"Parents should never try to know what's going on in their teenage kids' minds, or they'll break down."
Although the show presents the sexual confusion of adolescence, it makes people think a lot about family and growing up. For example, Otis has a deep sense of guilt about sex because of his father's derailment. He was unable to masturbate, and would have a very strong sense of shame when he had nocturnal emission. He couldn't face his sexual needs, avoid repeating his father's mistakes, and even fainted when Lily touched his cock. Now she is tortured by her mother's secret desire to control.
But he was really just an adolescent boy longing for independence and normal growth.
Amy is a lovely and pretty girl, she tries hard to fit into the most senior-looking group at school, and she always accepts the arrogant instructions and unreasonable demands of her friends. She wants face, whether she likes it or not, she only falls in love with popular boys, and when she has sex with her boyfriend, she values how to please him most. Maybe Amy is not just a person, but a kind of person. Because of their thirst for group identification, they cater to other people's expectations and ignore their own real needs. But what needs to be seen is that the search for group identification is not the key point that leads to the neglect of self-needs. On the contrary, it is a very important part of the growth process, and the power of peers is powerful and necessary. The point is that people tend to think it's right to ignore their real needs.
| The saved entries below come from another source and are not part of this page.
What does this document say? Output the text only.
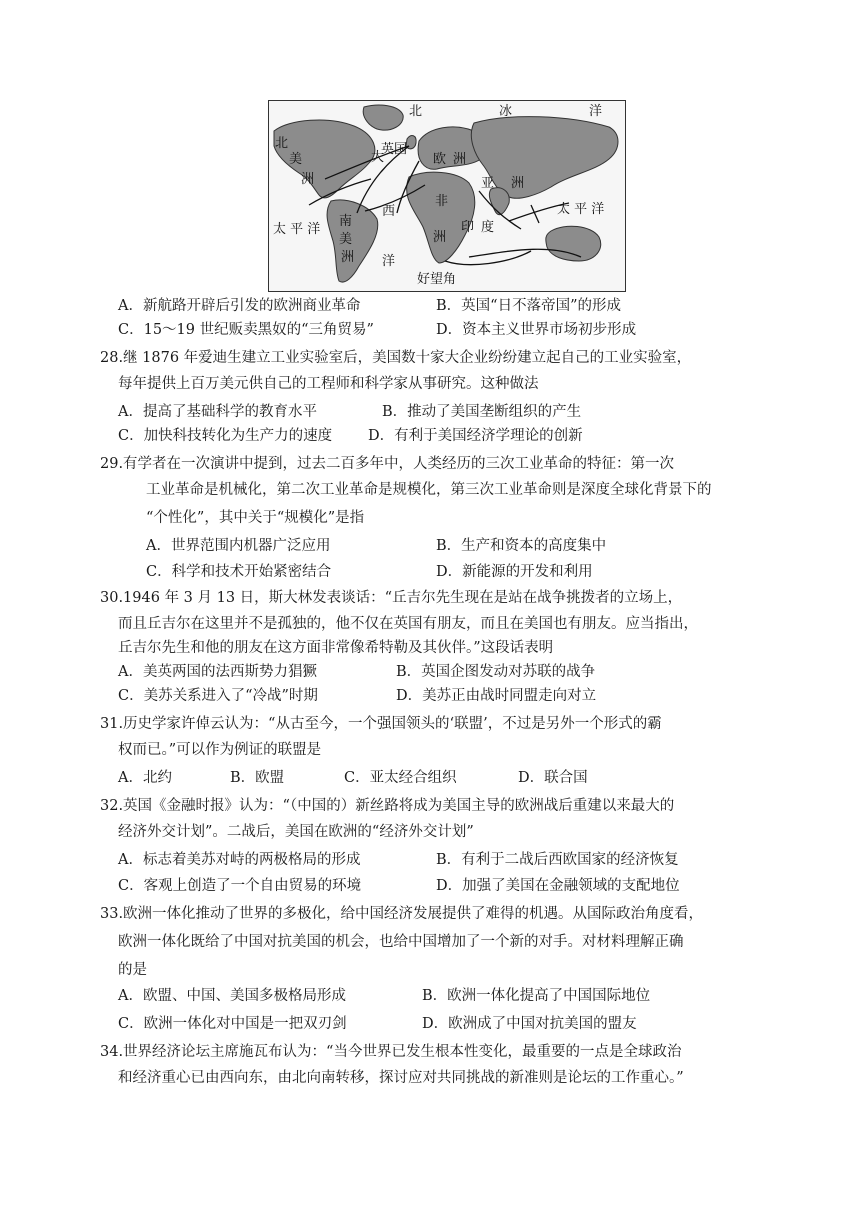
北	冰	洋
北
美
洲
大
西
洋
英国
欧 洲
非
洲
亚 洲
太 平 洋
太 平 洋
南
美
洲
印 度
好望角
A．新航路开辟后引发的欧洲商业革命	B．英国“日不落帝国”的形成
C．15～19 世纪贩卖黑奴的“三角贸易”	D．资本主义世界市场初步形成
28.继 1876 年爱迪生建立工业实验室后，美国数十家大企业纷纷建立起自己的工业实验室，
每年提供上百万美元供自己的工程师和科学家从事研究。这种做法
A．提高了基础科学的教育水平	B．推动了美国垄断组织的产生
C．加快科技转化为生产力的速度 D．有利于美国经济学理论的创新
29.有学者在一次演讲中提到，过去二百多年中，人类经历的三次工业革命的特征：第一次
工业革命是机械化，第二次工业革命是规模化，第三次工业革命则是深度全球化背景下的
“个性化”，其中关于“规模化”是指
A．世界范围内机器广泛应用	B．生产和资本的高度集中
C．科学和技术开始紧密结合	D．新能源的开发和利用
30.1946 年 3 月 13 日，斯大林发表谈话：“丘吉尔先生现在是站在战争挑拨者的立场上，
而且丘吉尔在这里并不是孤独的，他不仅在英国有朋友，而且在美国也有朋友。应当指出，
丘吉尔先生和他的朋友在这方面非常像希特勒及其伙伴。”这段话表明
A．美英两国的法西斯势力猖獗	B．英国企图发动对苏联的战争
C．美苏关系进入了“冷战”时期	D．美苏正由战时同盟走向对立
31.历史学家许倬云认为：“从古至今，一个强国领头的‘联盟’，不过是另外一个形式的霸
权而已。”可以作为例证的联盟是
A．北约	B．欧盟	C．亚太经合组织	D．联合国
32.英国《金融时报》认为：“（中国的）新丝路将成为美国主导的欧洲战后重建以来最大的
经济外交计划”。二战后，美国在欧洲的“经济外交计划”
A．标志着美苏对峙的两极格局的形成	B．有利于二战后西欧国家的经济恢复
C．客观上创造了一个自由贸易的环境	D．加强了美国在金融领域的支配地位
33.欧洲一体化推动了世界的多极化，给中国经济发展提供了难得的机遇。从国际政治角度看，
欧洲一体化既给了中国对抗美国的机会，也给中国增加了一个新的对手。对材料理解正确
的是
A．欧盟、中国、美国多极格局形成	B．欧洲一体化提高了中国国际地位
C．欧洲一体化对中国是一把双刃剑	D．欧洲成了中国对抗美国的盟友
34.世界经济论坛主席施瓦布认为：“当今世界已发生根本性变化，最重要的一点是全球政治
和经济重心已由西向东，由北向南转移，探讨应对共同挑战的新准则是论坛的工作重心。”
Many people often tell themselves when their needs are not met, reduce their expectations and desires in the relationship, and avoid disappointment and conflict. However, the existence of a relationship depends on whether the needs are met, the need to be loved, the need to be understood and respected, or even the need to express anger and aggression. In this process, which should be a two-way interaction, if you just blindly cater to the other party and suppress yourself, you will either have a strong sense of self-sacrifice because you are catered to, but you will resent because you cannot get affirmation and recognition, or your self-esteem will be trampled on the soles of your feet. being abandoned. Later, Amy met Steve, an inverted triangle boy who loved learning. They both like to learn by drawing mind maps. When making love, Steve expresses that he cares more about how she wants to do it, and whether she fully enjoys the process, she really thinks about herself what do you want. Perhaps many people grow up with people who are unable to meet their own needs, going through one troubled relationship after another. At this time, you may be very confused and tormented, because for a long time you can't find the path that firmly belongs to yourself and the companion who will move forward hand in hand. The appearance of Steve seems to be telling everyone: maybe in an unexpected encounter, we will meet the person who can meet our needs and enter a safe and trusting relationship. We can express our needs, tell each other how to get along more comfortably, and what kind of interaction we prefer, and the other party can accept and satisfy them. It is important to drive the relationship with mutual needs interaction, rather than losing yourself in the relationship. Adolescence is perhaps the most chaotic and confusing time of the entire life. Both sex and ego are in a nascent stage. I want it, but I don't know what I want. I want to go, but I don't know where to go. The excitement and joy of meeting a lover for the first time, but also the pain and despair of being lost. But adolescent children have unlimited motivation, and they will definitely find an opportunity to clear the fog, find the direction and goal, and accept all the joys and sorrows related to growth.